2. Teachers will be judged more strictly
All will be judged by the words of their mouth, especially teachers.
b. A few weeks ago Vernon brought up the verse that says we will be judged by every idle word. Let’s look at (Matt 12:36). This is the verse the haunted me growing up! And don't forget the verse that says, “For everyone to whom much is given, from him much will be required; and to whom much has been committed, of him they will ask the more.” (Lk 12:48)
3. We all stumble, especially in word
Do you know what one of the marks of a fool is in Proverbs? “A fool’s mouth is his undoing and his lips are a snare to his soul.” (Pr 18:7) The goal is to be mature, yet this cannot be done without God’s working.

A concern about people wanting to teach leads James into a general warning about the tongue. The concern is not to talk people out of teaching who are called and gifted for it, but to impress the seriousness of that task upon those people. Then, by extension, there is a warning given to the entire church about the seriousness of speech.

The Tongue is Incredibly Powerful (vv3-6)
v5 summarizes this next point- “The tongue is a little member and boasts great things.”
Can something so small have such a massive impact, Can it really impact our spiritual condition?
Each of these next few illustrations were known widely in the ancient world and are still well-known in the modern world.
1. Small bits in Horse’s mouths steer the large animals
2. Large ships are turned by small rudders, despite strong winds
3. A little fire kindles an entire forest
This last illustration bridges us to the next section. The tongue has great, destructive potential. In fact your tongue can defile your whole body, your whole life. The tongue has the power to condemn a person. It is not surprising that James uses this wild-fire illustration for his next point. The OT compares the speech of a scoundrel to a “burning fire.” (Pr 16:27) The Bible often uses fire as a symbol for destruction. So not only can the tiny tongue to considerable things, but it also the potential to cause considerable damage. It appears that what James is getting at is that the tongue, our speech, can actually destroy true Christianity. It can destroy entire churches. “It defiles the whole body, and sets on fire the course of nature; and it is set on fire by hell.”

The tongue boasts this great power and the frightening thing is that it is difficult to control; as we all know.

Powerful as it is, the Tongue is Extremely Difficult to Control (vv7-8)
It is unusually demanding and challenging to control the tongue. The sinful nature that inspires evil words is beyond our control. This was already touched on in verse two. As said before, only by the work of sanctification by God’s Spirit can we rid ourselves of this problem.
1. Many things can be tamed, but not the tongue
2. The tongue is an unruly evil
3. The tongue is full of deadly poison

The Tongue’s Sinfulness is Evidenced by “Doubleness” (vv9-12)
Remember in 1:8 when James condemned doubleness?
1. Bless God, Curse Men
What hypocrisy it is to praise God and curse men who are created in His image.
2. Does a spring send forth fresh and bitter water from the same opening?
3. Can a fig tree bear olives or a grapevine figs?

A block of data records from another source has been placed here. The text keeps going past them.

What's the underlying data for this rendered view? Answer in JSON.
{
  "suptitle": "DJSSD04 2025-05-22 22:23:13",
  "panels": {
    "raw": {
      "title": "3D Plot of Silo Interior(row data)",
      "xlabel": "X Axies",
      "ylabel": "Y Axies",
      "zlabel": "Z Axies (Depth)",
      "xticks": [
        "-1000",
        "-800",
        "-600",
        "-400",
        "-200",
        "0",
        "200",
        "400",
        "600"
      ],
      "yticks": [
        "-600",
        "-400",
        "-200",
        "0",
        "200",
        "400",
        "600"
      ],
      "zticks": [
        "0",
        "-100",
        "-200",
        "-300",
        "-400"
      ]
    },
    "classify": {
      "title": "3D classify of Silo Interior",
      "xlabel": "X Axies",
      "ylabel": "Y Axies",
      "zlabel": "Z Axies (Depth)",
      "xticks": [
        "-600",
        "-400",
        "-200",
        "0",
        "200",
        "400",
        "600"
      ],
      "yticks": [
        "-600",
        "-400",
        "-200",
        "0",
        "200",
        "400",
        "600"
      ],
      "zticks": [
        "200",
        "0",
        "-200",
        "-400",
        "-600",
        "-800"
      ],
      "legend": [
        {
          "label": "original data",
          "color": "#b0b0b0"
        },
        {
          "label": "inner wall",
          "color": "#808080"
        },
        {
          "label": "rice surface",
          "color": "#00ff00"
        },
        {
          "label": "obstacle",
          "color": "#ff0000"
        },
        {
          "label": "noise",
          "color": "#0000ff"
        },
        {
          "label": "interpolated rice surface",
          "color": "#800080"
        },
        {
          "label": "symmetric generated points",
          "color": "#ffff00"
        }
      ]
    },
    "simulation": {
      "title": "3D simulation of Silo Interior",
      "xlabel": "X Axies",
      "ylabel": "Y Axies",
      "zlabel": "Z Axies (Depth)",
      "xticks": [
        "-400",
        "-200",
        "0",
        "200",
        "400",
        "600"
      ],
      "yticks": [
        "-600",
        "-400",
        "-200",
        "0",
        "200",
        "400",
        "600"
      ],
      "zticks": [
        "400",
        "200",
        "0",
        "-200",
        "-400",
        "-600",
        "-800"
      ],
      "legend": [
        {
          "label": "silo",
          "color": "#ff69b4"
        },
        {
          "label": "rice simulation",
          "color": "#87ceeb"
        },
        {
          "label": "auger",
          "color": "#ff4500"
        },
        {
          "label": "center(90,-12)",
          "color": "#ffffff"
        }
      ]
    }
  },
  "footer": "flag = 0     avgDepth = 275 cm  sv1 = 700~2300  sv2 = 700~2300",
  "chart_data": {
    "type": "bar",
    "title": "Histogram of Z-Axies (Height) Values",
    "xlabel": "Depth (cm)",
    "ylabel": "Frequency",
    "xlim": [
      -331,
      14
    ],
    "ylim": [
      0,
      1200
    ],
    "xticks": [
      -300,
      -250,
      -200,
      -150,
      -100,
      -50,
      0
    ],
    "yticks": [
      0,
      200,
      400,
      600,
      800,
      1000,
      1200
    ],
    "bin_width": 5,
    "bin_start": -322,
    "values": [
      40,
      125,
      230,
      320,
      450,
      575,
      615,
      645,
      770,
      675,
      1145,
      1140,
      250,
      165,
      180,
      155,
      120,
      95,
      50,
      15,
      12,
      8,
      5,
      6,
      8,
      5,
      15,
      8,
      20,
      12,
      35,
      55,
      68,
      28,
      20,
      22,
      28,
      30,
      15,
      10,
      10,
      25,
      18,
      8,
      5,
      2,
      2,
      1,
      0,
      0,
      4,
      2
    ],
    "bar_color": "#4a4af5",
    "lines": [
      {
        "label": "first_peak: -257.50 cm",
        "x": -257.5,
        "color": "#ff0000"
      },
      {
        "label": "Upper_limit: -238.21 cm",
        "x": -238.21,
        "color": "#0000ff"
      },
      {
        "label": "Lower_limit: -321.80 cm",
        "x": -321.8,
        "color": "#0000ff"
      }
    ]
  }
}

There is no greater example of this type of doubleness than the Pharisee in the Lord's parable of Luke 18:9-12.

Sins of the tongue can destroy you, others, a church. Thoughtless chattering, lying, arrogant boasting, gossiping, and slandering are all examples of destructive speech. There is no room for this in the Christian life, especially in the church. We must be careful what comes out of our mouth. James said in chapter one, “So then, my beloved brethren, let every man be swift to hear, slow to speak, slow to wrath; for the wrath of man does not produce the righteousness of God.”